Aku kembali kelimpungan. Aku hanya terus duduk membeku di sofa ruang tamu sembari memikirkan cara untuk membuktikan ketidakbersalahanku.
Seolah habis kesabaran, Kardi lantas berdiri dan memungkaskan, "Baiklah. Karena tidak ada di antara kalian yang mau mengaku, aku akan mencari tahu dan mengambil keputusan sendiri,” katanya, kemudian melangkah pergi.
Sesaat
berselang, Gari pun beranjak, entah ke mana.
Detik
demi detik, aku terus menerka-nerka siapa yang telah mencuri uang di dalam
lemari yang berada di kamar Om Kardi dan istrinya itu, yang merupakan uang
hasil urunannya sekantor yang akan digunakan untuk bakti sosial. Awalnya, aku
menuduh Gari. Tetapi setelah melihat sikapnya yang cukup tenang, aku mulai ragu.
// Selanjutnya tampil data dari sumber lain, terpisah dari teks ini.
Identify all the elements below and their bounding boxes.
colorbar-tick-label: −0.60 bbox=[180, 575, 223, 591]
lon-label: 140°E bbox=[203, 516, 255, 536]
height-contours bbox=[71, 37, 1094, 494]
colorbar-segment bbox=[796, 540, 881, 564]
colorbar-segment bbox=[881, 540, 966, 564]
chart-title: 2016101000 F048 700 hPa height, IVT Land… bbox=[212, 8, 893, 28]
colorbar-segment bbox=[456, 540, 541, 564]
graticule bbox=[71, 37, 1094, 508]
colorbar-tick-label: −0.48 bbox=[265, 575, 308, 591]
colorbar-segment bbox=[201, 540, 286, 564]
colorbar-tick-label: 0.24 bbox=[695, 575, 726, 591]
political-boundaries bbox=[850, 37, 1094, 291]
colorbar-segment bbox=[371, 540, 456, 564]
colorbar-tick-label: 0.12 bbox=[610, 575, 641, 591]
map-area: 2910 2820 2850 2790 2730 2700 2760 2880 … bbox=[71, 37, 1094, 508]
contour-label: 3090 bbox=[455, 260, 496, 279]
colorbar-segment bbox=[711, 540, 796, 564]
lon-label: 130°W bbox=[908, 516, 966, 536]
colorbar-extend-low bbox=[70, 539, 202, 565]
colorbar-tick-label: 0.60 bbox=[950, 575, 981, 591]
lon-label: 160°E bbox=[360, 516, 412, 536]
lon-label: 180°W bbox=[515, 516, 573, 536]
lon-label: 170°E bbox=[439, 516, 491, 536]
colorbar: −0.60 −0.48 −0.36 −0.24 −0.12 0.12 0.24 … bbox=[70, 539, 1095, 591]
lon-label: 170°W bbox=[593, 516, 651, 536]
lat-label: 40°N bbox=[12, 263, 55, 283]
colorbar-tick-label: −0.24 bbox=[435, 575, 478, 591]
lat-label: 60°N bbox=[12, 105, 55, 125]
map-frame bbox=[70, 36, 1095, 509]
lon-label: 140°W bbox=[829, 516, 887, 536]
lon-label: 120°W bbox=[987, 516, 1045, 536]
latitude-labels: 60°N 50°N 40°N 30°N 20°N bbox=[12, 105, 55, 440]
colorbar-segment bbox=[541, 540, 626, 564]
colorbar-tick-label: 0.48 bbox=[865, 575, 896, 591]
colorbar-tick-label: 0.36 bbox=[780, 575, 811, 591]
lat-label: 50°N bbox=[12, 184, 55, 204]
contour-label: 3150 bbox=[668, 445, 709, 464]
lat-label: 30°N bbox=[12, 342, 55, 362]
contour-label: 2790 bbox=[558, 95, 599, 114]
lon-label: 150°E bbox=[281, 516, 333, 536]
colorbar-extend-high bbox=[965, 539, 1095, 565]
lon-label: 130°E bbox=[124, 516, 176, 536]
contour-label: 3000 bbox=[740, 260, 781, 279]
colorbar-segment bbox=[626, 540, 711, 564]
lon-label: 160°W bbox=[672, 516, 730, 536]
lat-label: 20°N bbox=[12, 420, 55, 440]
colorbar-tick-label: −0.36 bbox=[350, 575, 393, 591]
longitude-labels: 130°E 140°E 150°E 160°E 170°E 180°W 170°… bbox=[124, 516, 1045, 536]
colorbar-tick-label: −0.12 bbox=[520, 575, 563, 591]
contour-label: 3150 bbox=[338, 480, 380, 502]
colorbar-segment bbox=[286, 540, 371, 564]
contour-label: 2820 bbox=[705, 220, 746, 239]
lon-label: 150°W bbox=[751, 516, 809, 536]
Kupikir, kalau ia memang pelakunya, sebagai anak berusia 9 tahun, sedari tadi
ia akan menangis ketakutan dan mengakuinya.
Karena
itu, aku mulai menerka kemungkinan yang lain. Jikalau penyebab hilangnya
seamplop uang di bawah lipatan pakaian itu bukan akibat pencurian oleh orang
dari luar, bisa jadi biang masalahnya adalah Om Kardi sendiri, atau Tante Sumi,
istrinya. Bisa jadi, salah satu dari mereka telah memindahkan posisi uang itu,
atau bahkan telah membelanjakannya. Bisa jadi, mereka lupa.
Aku
sungguh berharap segera ada kejelasan. Kalau tidak, keberadaanku terancam.
Bagaimanapun, aku hanya menumpang di rumah pamanku itu. Aku sadar, aku adalah
orang luar dan wajar untuk tidak dipercayai di dalam rumah ini. Apalagi, Om
Kardi mengatakan kalau sebelum-sebelumnya, tidak pernah terjadi pencurian uang di
dalam kediamannya, seolah-olah ia menyindir kehadiranku.
Baru
dua bulan lebih aku menumpang di rumah Om Kardi. Sebelumnya, aku indekos.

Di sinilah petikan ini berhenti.